A vida prática, na colônia, forçava que todos relaxassem a lei. O número de mulheres brancas era muito menor do que o de homens na composição da elite. Em Minas Gerais, centro econômico do país durante quase todo o século 18, metade dos habitantes eram escravos. Em 1776, 60% da população era composta por homens. Mulheres brancas compunham apenas 8% dos mineiros. Boa parte dos casamentos entre pessoas livres, portanto, não se dava no papel e os relacionamentos estáveis entre homens brancos e mulheres negras eram a regra, não a exceção. O poeta inconfidente Inácio José de Alvarenga Peixoto casou-se com uma moça tida como uma das mais belas da elite local, Bárbara Heliodora, descendente dos bandeirantes que descobriram o ouro. Já tinham filhos quando finalmente um padre amigo os casou. Outro poeta revolucionário, Tomás Antônio Gonzaga, engatou uma longa relação com Maria Joaquina Anselma de Figueiredo, loura disputadíssima em Vila Rica. Teve com ela um filho e lhe dedicou alguns dos mais bonitos poemas de amor em português. Os historiadores a apelidaram de Marília loura, por ser uma das duas inspiradoras do Dirceu que ele encarnava em versos. Gonzaga era o número dois da administração portuguesa em Minas. Quando o número um, o governador Luís da Cunha Meneses, se mostrou interessado, Anselma virou as costas para o poeta. E este, com raiva, escreveu contra seu adversário as Cartas Chilenas nas quais Meneses se torna o corrupto governador Fanfarrão Minésio. A moça também teve com o segundo namorado outro filho. Nada disso era segredo na capital da província, e a atual Ouro Preto era a maior cidade das Américas. O terceiro poeta, Cláudio Manuel da Costa, jamais casou no papel, mas passou a vida com Francisca Arcângela de Sousa, uma escrava alforriada com quem teve cinco filhos. Xica da Silva, no Arraial do Tejuco, atual Diamantina, pode parecer exceção, mas não era. Metade das casas daquela cidade pertenciam a mulheres que haviam nascido escravas e se envolveram com homens da elite, quase sempre mais velhos, e que lhes deixavam por herança filhos, dinheiro e propriedades.
 
 É impossível julgar, em cada um destes casos, onde há amor e onde há violência.
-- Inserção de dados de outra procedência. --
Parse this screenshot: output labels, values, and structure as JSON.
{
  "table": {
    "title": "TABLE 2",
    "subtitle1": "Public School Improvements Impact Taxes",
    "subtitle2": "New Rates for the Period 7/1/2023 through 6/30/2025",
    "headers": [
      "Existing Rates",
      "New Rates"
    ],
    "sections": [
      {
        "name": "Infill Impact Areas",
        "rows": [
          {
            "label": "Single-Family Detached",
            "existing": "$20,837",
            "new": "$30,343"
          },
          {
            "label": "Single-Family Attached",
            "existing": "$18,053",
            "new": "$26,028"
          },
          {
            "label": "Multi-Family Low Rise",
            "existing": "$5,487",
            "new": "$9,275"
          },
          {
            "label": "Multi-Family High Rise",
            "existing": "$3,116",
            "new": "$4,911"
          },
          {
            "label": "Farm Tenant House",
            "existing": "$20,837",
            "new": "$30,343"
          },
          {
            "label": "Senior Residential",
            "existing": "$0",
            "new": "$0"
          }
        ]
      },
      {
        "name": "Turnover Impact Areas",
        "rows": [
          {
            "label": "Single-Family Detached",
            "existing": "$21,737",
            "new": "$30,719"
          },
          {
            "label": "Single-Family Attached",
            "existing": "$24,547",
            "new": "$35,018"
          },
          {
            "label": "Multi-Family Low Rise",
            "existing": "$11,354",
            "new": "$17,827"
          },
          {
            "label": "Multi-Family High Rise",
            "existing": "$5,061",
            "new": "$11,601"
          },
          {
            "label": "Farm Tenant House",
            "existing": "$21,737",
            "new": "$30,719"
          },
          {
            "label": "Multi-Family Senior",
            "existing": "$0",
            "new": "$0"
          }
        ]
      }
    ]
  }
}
Pois, em troca de sexo, garantiram cada uma destas mulheres não só deixar a senzala, com uma vida mais digna para elas e os filhos.
 
 Embora a letra dura da lei fosse rígida, o conceito de honra e da liberdade sexual tinha sua fluidez, principalmente no povo, mas até mesmo na elite. Quem sofria particularmente eram as crianças. Quando engravidavam fora do casamento, as mulheres da elite sumiam por um tempo e os bebês recém-nascidos eram colocados nas rodas de expostos de conventos, dados sem muito destino. O primeiro filho de Anselma foi dado a um casal para que o criasse. Quando ela engravidou de Cunha Meneses, o governador a fez se casar com um militar, a quem subornou para assumir a criança. Mulheres negras que porventura ganhassem a alforria sem casar com o antigo senhor tinham só um jeito para o sustento: oferecer o corpo. Em muitas formas que não apenas o estupro, dos mais pobres aos mais ricos, a violência sexual contra a mulher era a norma.
 
 A violência ligada ao sexo, por séculos, foi o pano de fundo do cotidiano brasileiro.

Quem é a vítima?

O estupro só ganhou o nome de estupro em 1890, quando o Brasil já era republicano. Permaneceu um crime que atingia a “segurança da honra, honestidade das famílias e do ultraje público”. Em 1940, modernizada, a lei o enquadrou entre “os crimes contra os costumes”. Ou seja, o crime ainda não era contra sua vítima e sim contra os valores da sociedade.
 
 É a marca afonsina. Filipina. Colonial. Imperial. Chocantemente velha. A vítima não sofre pela violência brutal. Sofre pelo que vão pensar dela. Uma mulher desonrada.
 
 A civilidade só veio em 2009, quando o Código Penal enxergou estupro como um crime “contra a dignidade sexual”.
 
 Contra a dignidade humana.
 
 Faz sete anos. E isso diz muito sobre nós.
 
 Quando se duvida do estupro de uma adolescente porque é ativa sexualmente, há motivo. Por quase toda a história, mulheres que não tivessem um comportamento casto e submisso eram mulheres de quem se deve desconfiar. 450 anos de Brasil pesam sobre nós. Sobre como pensamos. Sobre nossos costumes.
 
 É assim que nasce a cultura do estupro.